Jimmy McGill

Personal information
- Full name: James McGill
- Date of birth: 10 March 1926
- Place of birth: Kilsyth, Scotland
- Date of death: 21 April 2013 (aged 87)
- Place of death: Cumbernauld, Scotland
- Position(s): Forward

Senior career*
- Years: Team / Apps / (Gls)
- Maryhill Harp
- 1946–1947: Bury / 1 / (0)
- 1947–1948: Derby County / 8 / (0)
- 1949–1951: Kilmarnock / 16 / (2)
- 1951–1953: Berwick Rangers
- 1953–1958: Queen of the South / 122 / (24)
- 1958–1959: Cowdenbeath / 13 / (1)
- Total:  / 160 / (25)

= Jimmy McGill (footballer, born 1926) =

Scottish footballer

Jimmy McGill (10 March 1926 – 21 April 2013) was a Scottish former footballer who played as a forward.
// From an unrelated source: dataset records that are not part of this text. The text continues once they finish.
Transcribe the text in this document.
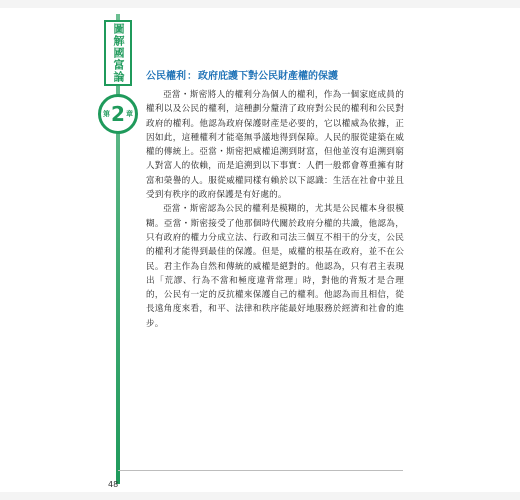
圖解國富論
第 2 章
公民權利：政府庇護下對公民財產權的保護

亞當・斯密將人的權利分為個人的權利，作為一個家庭成員的權利以及公民的權利，這種劃分釐清了政府對公民的權利和公民對政府的權利。他認為政府保護財產是必要的，它以權威為依據，正因如此，這種權利才能毫無爭議地得到保障。人民的服從建築在威權的傳統上。亞當・斯密把威權追溯到財富，但他並沒有追溯到窮人對富人的依賴，而是追溯到以下事實：人們一般都會尊重擁有財富和榮譽的人。服從威權同樣有賴於以下認識：生活在社會中並且受到有秩序的政府保護是有好處的。

亞當・斯密認為公民的權利是模糊的，尤其是公民權本身很模糊。亞當・斯密接受了他那個時代關於政府分權的共識，他認為，只有政府的權力分成立法、行政和司法三個互不相干的分支，公民的權利才能得到最佳的保護。但是，威權的根基在政府，並不在公民。君主作為自然和傳統的威權是絕對的。他認為，只有君主表現出「荒謬、行為不當和極度違背常理」時，對他的背叛才是合理的，公民有一定的反抗權來保護自己的權利。他認為而且相信，從長遠角度來看，和平、法律和秩序能最好地服務於經濟和社會的進步。

48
McGill was best known for his time with Queen of the South where he was part of the Palmerston Park club's front-line, alongside Bobby Black, Jim Patterson, Jackie Oakes and Walter Rothera. McGill also played for Derby County, Kilmarnock, Berwick Rangers and Cowdenbeath.

McGill died at a care home in Cumbernauld at the age of 87 after suffering from dementia.